Varying fundamental constants and dark energy in the ESPRESSO era

TL;DR

This paper reviews recent observational tests of the stability of fundamental constants and explores their implications for dark energy models, highlighting potential improvements with upcoming ELT-HIRES and Euclid data.

Contribution

It provides new observational constraints on fundamental constants across different epochs and forecasts the enhanced sensitivity of future telescopes for testing dark energy models.

Findings

Constraints on fundamental constants at low redshift and BBN epoch.

Implications for quintessence and string-inspired models.

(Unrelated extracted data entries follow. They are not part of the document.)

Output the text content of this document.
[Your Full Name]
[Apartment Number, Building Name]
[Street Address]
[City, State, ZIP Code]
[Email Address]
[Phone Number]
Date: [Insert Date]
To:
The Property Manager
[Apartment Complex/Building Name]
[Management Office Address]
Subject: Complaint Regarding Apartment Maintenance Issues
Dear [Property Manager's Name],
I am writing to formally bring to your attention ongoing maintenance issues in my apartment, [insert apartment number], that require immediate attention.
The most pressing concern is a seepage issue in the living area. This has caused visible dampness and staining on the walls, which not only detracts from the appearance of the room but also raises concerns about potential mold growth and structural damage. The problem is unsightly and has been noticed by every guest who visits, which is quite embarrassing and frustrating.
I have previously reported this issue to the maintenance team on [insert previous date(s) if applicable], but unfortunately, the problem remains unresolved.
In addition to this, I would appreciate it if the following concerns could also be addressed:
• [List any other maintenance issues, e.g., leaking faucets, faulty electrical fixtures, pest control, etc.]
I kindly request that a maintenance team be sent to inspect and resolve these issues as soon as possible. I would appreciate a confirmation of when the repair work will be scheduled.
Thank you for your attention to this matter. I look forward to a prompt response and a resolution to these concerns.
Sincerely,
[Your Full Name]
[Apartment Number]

Forecasted sensitivity improvements with ELT-HIRES and Euclid.

Abstract

The observational evidence for the recent acceleration of the universe shows that canonical theories of cosmology and particle physics are incomplete and that new physics is out there, waiting to be discovered. A compelling task for astrophysical facilities is to search for, identify and ultimately characterize this new physics. I present very recent developments in tests of the stability of nature's fundamental constants, as well as their impact on physics paradigms beyond the standard model. Specifically I discuss new observational constraints at low redshifts and at the BBN epoch, and highlight their different implications for canonical quintessence-type models and for non-canonical string-theory inspired models. Finally I also present new forecasts, based on realistic simulated data, of the gains in sensitivity for these constraints expected from ELT-HIRES, on its own and in combination with Euclid.